Raptor Center earns beautification distinction
Improvements to the Kansas Raptor Center are happening inside and the outside. The Great Bend Beautification Committee named the Raptor Center as its most recent Beatification Award winner. Realizing the front area was in a flood plain, the Brit Spaugh Zoo staff member John Zimmerman put his green-thumb ingenuity to use.
He built mounds for the flowers and created a conservation edge around the display to divert water away from the flowers and grasses. The front garden area is still ongoing, and the zoo relies on volunteers from St. Francis Community Services to maintain the area.
The garden consists of coreopsis, wild geraniums, zebra grasses and big bluegrass.
Walk into the Kansas Raptor Center at Brit Spaugh Zoo and you’ll instantly enter the world of Ornithology. Instead of feeling like you are studying birds, however, you will feel like you just encountered them in their natural habitat. Three permanent exhibits with life-like birds, trees, grasses and plants were installed in early July, and three traveling exhibits were also added. The exhibits provide a fun way to learn for kids of all ages, said Brit Spaugh Zoo Director Scott Gregory.

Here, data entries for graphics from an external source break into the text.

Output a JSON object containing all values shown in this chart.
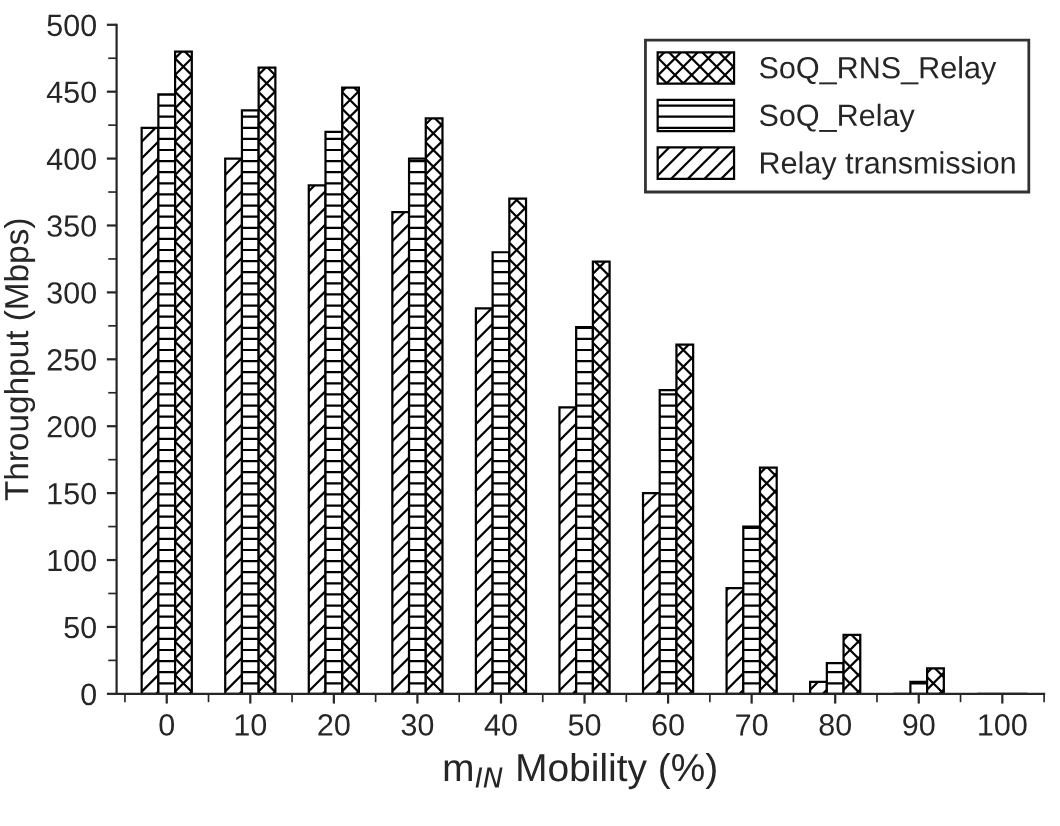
{
  "chart_data": {
    "type": "bar",
    "xlabel": "m$_{IN}$ Mobility (%)",
    "ylabel": "Throughput (Mbps)",
    "categories": [
      "0",
      "10",
      "20",
      "30",
      "40",
      "50",
      "60",
      "70",
      "80",
      "90",
      "100"
    ],
    "series": [
      {
        "name": "Relay transmission",
        "color": "#000000",
        "values": [
          423,
          400,
          380,
          360,
          288,
          214,
          150,
          79,
          9,
          0,
          0
        ]
      },
      {
        "name": "SoQ_Relay",
        "color": "#000000",
        "values": [
          448,
          436,
          420,
          400,
          330,
          274,
          227,
          125,
          23,
          9,
          0
        ]
      },
      {
        "name": "SoQ_RNS_Relay",
        "color": "#000000",
        "values": [
          480,
          468,
          453,
          430,
          370,
          323,
          261,
          169,
          44,
          19,
          0
        ]
      }
    ],
    "ylim": [
      0,
      500
    ],
    "yticks": [
      0,
      50,
      100,
      150,
      200,
      250,
      300,
      350,
      400,
      450,
      500
    ],
    "legend": "top right",
    "grid": false
  }
}
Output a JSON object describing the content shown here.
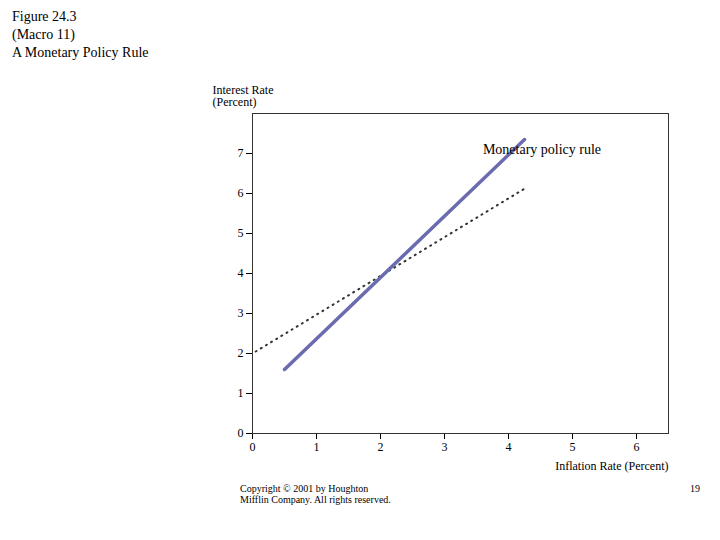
{
  "chart_data": {
    "type": "line",
    "title": "Figure 24.3\n(Macro 11)\nA Monetary Policy Rule",
    "xlabel": "Inflation Rate (Percent)",
    "ylabel": "Interest Rate\n(Percent)",
    "series": [
      {
        "x": [
          0.05,
          4.25
        ],
        "values": [
          2.05,
          6.12
        ],
        "color": "#333333",
        "line_style": "dotted"
      },
      {
        "x": [
          0.5,
          4.25
        ],
        "values": [
          1.6,
          7.35
        ],
        "color": "#6B6BAF",
        "line_style": "solid"
      }
    ],
    "xlim": [
      0,
      6.5
    ],
    "ylim": [
      0,
      8
    ],
    "xticks": [
      0,
      1,
      2,
      3,
      4,
      5,
      6
    ],
    "yticks": [
      0,
      1,
      2,
      3,
      4,
      5,
      6,
      7
    ],
    "grid": false,
    "annotations": [
      {
        "text": "Monetary policy rule",
        "x": 3.6,
        "y": 7.0
      }
    ],
    "caption": "Copyright © 2001 by Houghton\nMifflin Company. All rights reserved.",
    "page_number": "19"
  }
}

“I’m ecstatic that we have it,” said Gregory, about the addition to the Raptor Center, located at North Main in Great Bend. “My big thing is that If you can keep kids happy and entertained you are doing a good job because they will educate themselves that way. It’s like when we do animal shows and we bring animals out for little kids, they love it. They interact with the animals and they learn something in the process. In the case of the exhibits, they get to play with some gadgets up here and it’s all educational and they’ll remember it.”
The exhibits promote learning about birds of prey, migratory birds to nearby Cheyenne Bottoms, and the rehabilitation process done for birds of prey at the Raptor Center. The exhibits are interactive with buttons, pull-outs videos and other functions, which keep young children engaged in the learning process.
“It’s all educational with kids in mind,” explained Gregory. “Little kids can play around on them. We made sure it was kid friendly.”
While built kid friendly and durable, Gregory said there is information throughout the exhibits that will interest everyone.
“There is information on those displays that even I didn’t know,” he explained. “I learned something and I work with animals every day. Nobody knows everything. “
Planning for the exhibits began two years earlier with fundraising and grants requests. But once the money was raised and the exhibits were purchased, progress for the installation of the exhibits moved quickly. Gregory said the building of the exhibits began just before summer and the actual installation took about five days.
It’s safe to assume that several thousand people a year will view the exhibits. Gregory approximated that 55,000 people visited the zoo last year, during his first year as director. With the Raptor Center being the prime entrance to the Brit Spaugh Zoo, he estimates that 90 percent of the zoo traffic will encounter the exhibits. The bird exhibits will also attract visitors who travel the area’s scenic byway, as well as visitors to Cheyenne Bottoms and the Quivira National Wildlife Refuge in neighboring Stafford County.